The Benefits of Photo Referencing

Original: 9th Aug, 2010

Well, I started a journal entry on deviantART that sort of accidentally ended up trailing into thoughts about photo references, so I might as well write a blog entry thing about it while it’s fresh in my mind.

First, I’ll just give a brief history of my journey though the wonderful world of art! I’ve been drawing all my life, though until I was about 13 years old, I never really focused on improving a lot. Or improving properly, anyway. I’d mostly just draw yoshis again and again and enjoyed what I did, considering any improvement simply as a ‘bonus’. Eventually though, I discovered Neondragonart and had a gander at the tutorials there. From then on, I took improving far more seriously, but made the mistake of deriving all my anatomy knowledge from the art of others.

Why is this no good? Well, one reason is that you learn to copy other peoples’ mistakes. Even if you think their art is amazingly great and flawless and so on, chances are, it’s not. Everyone makes mistakes and everyone interprets the world differently. By deriving your art knowledge from another person’s work, you’re learning to draw in the way that they interpret the world around them – basically, their style and their mistakes. They’re distorting reality in the way that they draw their subjects, and anyone referencing their art is then distorting their distortions and… so on! It gets further and further away from the real thing, like a game of ‘Telephone’/’Chinese Whispers’, or whatever that game is called. You know. The one where one person will whisper a sentence into another person’s ear, and they’ll whisper from person to person and by the end, it doesn’t sound anything like the original sentence.

Another problem arises from this, and that’s the risk of copying another person’s style. It’s not horribly, terribly wrong or anything, but it does sap away some of the uniqueness of their style and gives you a style less unique than it could be.
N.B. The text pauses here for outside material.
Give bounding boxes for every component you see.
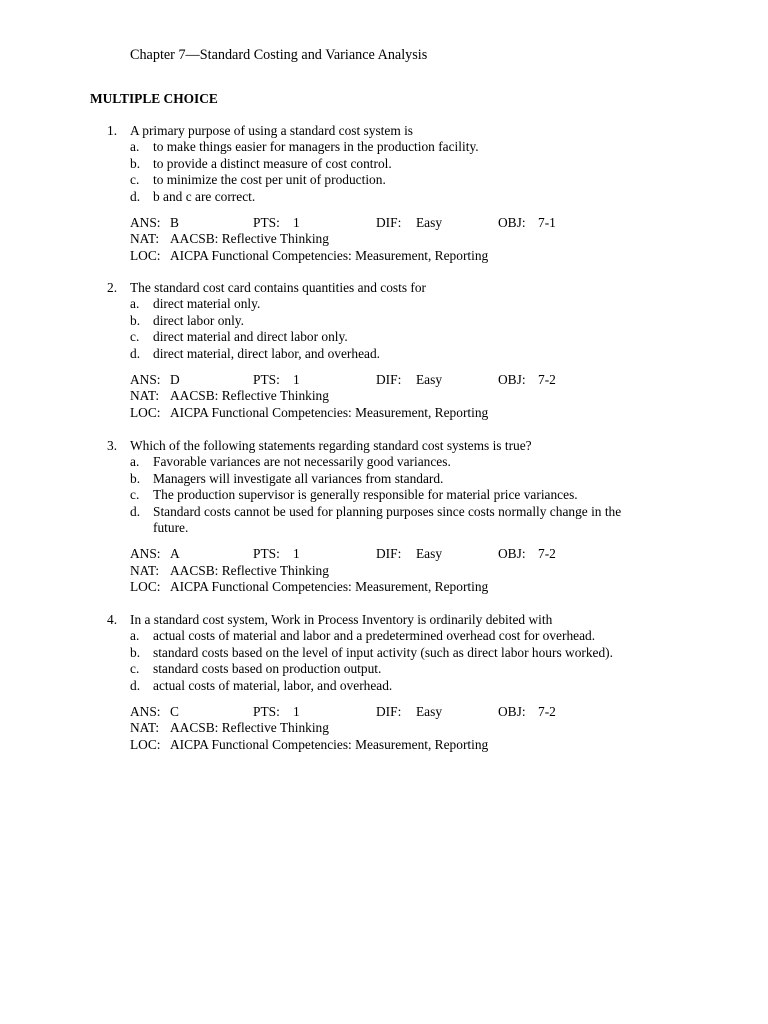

When I was finally starting to seriously improve back in 2003, my artwork was referenced heavily from the work of Neondragon, so I ended up with a style probably similar to hers, or at the very least, based on hers.

Uh… Though all that about borrowing aspects of another artist’s style sounds rather negative, I also want to say that, if we’re exposed to the art of others that we enjoy, it’s inevitable that aspects of their styles will rub off onto us, whether we’re aware of it or not! Artists develop their styles by finding things they like about the styles of other artists and the things they observe in reality and mushing it all together into a combination of things they find appealing.

What I’m TRYING to say here is: deriving inspiration from the artwork of others is okay, but that shouldn’t be your primary means of learning.

Now, uh… I’ve been drawing with improvement in mind for about seven years now, and I regret not referencing photos of real creatures from the start. I’ve only been referencing photos for maybe the last year and a bit or something like that, and I probably would have improved much quicker had I been doing it all these years. I only really started to properly grasp quadruped anatomy and how the forelimbs are *in front* of the rib cage within the last year or so. Until then, I’d been giving my fourly-limbed dragons clavicles (collar bones), not realising that they shouldn’t be there as their forelimbs should instead be connected to the body by muscle.

The example on the left there illustrates the same mistake I’d been making for years and years, the image on the right, however, is truer to nature (but still inaccuate because I have a lot to learn!1). Of course, if you’re drawing biped dragons with more human-like arm anatomy, the clavicle does actually apply. If I’d been studying real animal anatomy, I would have known this ages ago! But no, using photo references and drawing real animals was boooring, so I never bothered. I’ve seen others say things about how there’s ‘no creativity involved’ when you draw things from photos and that they disapprove of drawing from photos because of that, but… well… there’s a lot of learning involved, and that’s the important bit. You don’t have to show off any art drawn from photos, but you can use the knowledge you gained from those exercises to improve your other, more ‘creative’ artwork. So yes.

A year ago, I apparently didn’t know what tigers looked like and ended up drawing these ridiculous-looking things:

Not very tiger-like tigers, are they? Some of those just make me shudder! BUT, thanks to the magic of studying tiger photos, I was able to draw this a few months ago:

A slight improvement, I think. So if you’re really serious about improving, try searching for some photos of animals you think the anatomy of would benefit your drawings, and try drawing what you see! Drawing from a photo makes you focus on details you might not have payed much attention to when just glancing at the photo and it helps you to remember what that thing really looks like. If you can’t draw hands, you might want to try drawing your non-dominant hand or something like that. (I’ve done this several times. Try to think of your hand in terms of angles, lines, shapes, and distances between features rather than ‘finger’, ‘wrinkle’, ‘nail’.) It can be awkward and difficult to get accurate results at first, but the more you practise, the better you’ll get!